A variation graph encodes DNA sequence in its nodes. Such graphs are bidirected, in that we distinguish between edges incident on the starts of nodes from those incident on their ends. A path in such a graph is an ordered list of nodes where each is associated with an orientation. If a path walks from, for example, node A in the forward orientation to node B in the reverse orientation, then an edge must exist from the end of node A to the end of node B. Concatenating the sequences on each node in the path, taking the reverse complement when the node is visited in reverse orientation, produces a DNA sequence. Accordingly, variation graphs are constructed so as to encode haplotype sequences as walks through the graph. Variation between sequences shows up as bubbles in the graph [24].
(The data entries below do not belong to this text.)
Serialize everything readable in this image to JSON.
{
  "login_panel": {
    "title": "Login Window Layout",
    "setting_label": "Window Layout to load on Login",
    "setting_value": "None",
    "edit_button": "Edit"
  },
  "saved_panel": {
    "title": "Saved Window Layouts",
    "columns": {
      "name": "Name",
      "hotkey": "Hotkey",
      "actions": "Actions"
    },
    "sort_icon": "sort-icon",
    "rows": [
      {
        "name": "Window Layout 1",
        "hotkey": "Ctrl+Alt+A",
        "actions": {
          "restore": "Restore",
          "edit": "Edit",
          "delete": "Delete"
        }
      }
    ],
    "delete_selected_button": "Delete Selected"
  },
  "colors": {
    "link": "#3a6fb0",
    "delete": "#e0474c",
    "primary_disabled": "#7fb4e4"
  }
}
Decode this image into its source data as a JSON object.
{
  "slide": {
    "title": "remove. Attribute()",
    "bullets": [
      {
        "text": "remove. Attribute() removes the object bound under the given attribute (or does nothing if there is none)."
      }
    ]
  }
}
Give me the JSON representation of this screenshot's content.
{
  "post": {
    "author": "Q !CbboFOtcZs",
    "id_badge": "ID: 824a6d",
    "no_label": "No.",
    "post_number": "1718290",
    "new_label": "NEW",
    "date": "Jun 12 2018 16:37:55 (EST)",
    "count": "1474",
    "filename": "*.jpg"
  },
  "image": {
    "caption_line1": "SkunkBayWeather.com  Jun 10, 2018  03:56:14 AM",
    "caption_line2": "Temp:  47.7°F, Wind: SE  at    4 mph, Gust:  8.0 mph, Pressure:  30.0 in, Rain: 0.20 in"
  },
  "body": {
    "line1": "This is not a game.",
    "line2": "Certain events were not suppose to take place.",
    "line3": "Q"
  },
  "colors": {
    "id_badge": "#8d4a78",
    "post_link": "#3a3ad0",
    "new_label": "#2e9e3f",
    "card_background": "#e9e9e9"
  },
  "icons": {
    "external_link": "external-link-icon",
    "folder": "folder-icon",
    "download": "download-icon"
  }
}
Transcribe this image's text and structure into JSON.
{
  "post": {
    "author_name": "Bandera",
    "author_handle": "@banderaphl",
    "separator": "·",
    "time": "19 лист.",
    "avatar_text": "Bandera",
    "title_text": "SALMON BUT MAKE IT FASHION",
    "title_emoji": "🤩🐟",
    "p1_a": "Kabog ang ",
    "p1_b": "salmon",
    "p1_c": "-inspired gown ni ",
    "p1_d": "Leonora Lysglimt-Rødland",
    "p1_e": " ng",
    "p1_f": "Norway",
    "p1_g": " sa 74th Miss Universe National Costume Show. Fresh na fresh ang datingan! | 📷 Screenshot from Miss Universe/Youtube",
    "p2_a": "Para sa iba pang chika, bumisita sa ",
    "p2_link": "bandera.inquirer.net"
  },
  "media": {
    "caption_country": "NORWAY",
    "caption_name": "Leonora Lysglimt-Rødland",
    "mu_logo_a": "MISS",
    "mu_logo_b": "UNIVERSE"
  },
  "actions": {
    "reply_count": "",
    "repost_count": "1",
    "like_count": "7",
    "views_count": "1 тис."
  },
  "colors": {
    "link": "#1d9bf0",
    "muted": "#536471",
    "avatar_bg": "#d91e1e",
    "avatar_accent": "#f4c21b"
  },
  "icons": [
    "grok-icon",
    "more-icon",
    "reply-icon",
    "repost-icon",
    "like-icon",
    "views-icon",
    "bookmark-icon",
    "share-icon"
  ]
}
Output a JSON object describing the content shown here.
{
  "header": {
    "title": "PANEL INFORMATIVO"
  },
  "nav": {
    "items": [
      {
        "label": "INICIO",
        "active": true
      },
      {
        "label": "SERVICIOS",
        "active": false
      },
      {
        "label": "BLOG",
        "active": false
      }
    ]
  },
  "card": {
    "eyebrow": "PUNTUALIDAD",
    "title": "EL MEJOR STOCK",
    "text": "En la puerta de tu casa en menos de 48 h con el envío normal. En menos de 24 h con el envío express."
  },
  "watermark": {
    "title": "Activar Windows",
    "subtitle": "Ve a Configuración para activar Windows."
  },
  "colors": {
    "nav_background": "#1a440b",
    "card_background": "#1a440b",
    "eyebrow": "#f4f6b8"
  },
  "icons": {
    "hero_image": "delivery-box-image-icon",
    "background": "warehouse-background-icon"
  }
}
#### Breakpoint fine-tuning

In addition to genotyping, vg can use an augmentation step to modify the graph based on the read alignment and discover novel variants. On the simulated SVs from Fig. 1b, this approach was able to correct many of the 1-10 bp breakpoint errors that were added to the input VCF. The breakpoints were accurately fine-tuned for 93.8% of the insertions (Fig. S16a and Table S6). For deletions, 78.1% of the variants were corrected when only one breakpoint had an error. In situations where both breakpoints of the deletions were incorrect, only 18.6% were corrected through graph augmentation, and only when the amount of error was small (Fig. S16b). The breakpoints of less than 20% of the inversions could be corrected. Across all SV types, the size of the variant didn’t affect the ability to fine-tune the breakpoints through graph augmentation (Fig. S16c).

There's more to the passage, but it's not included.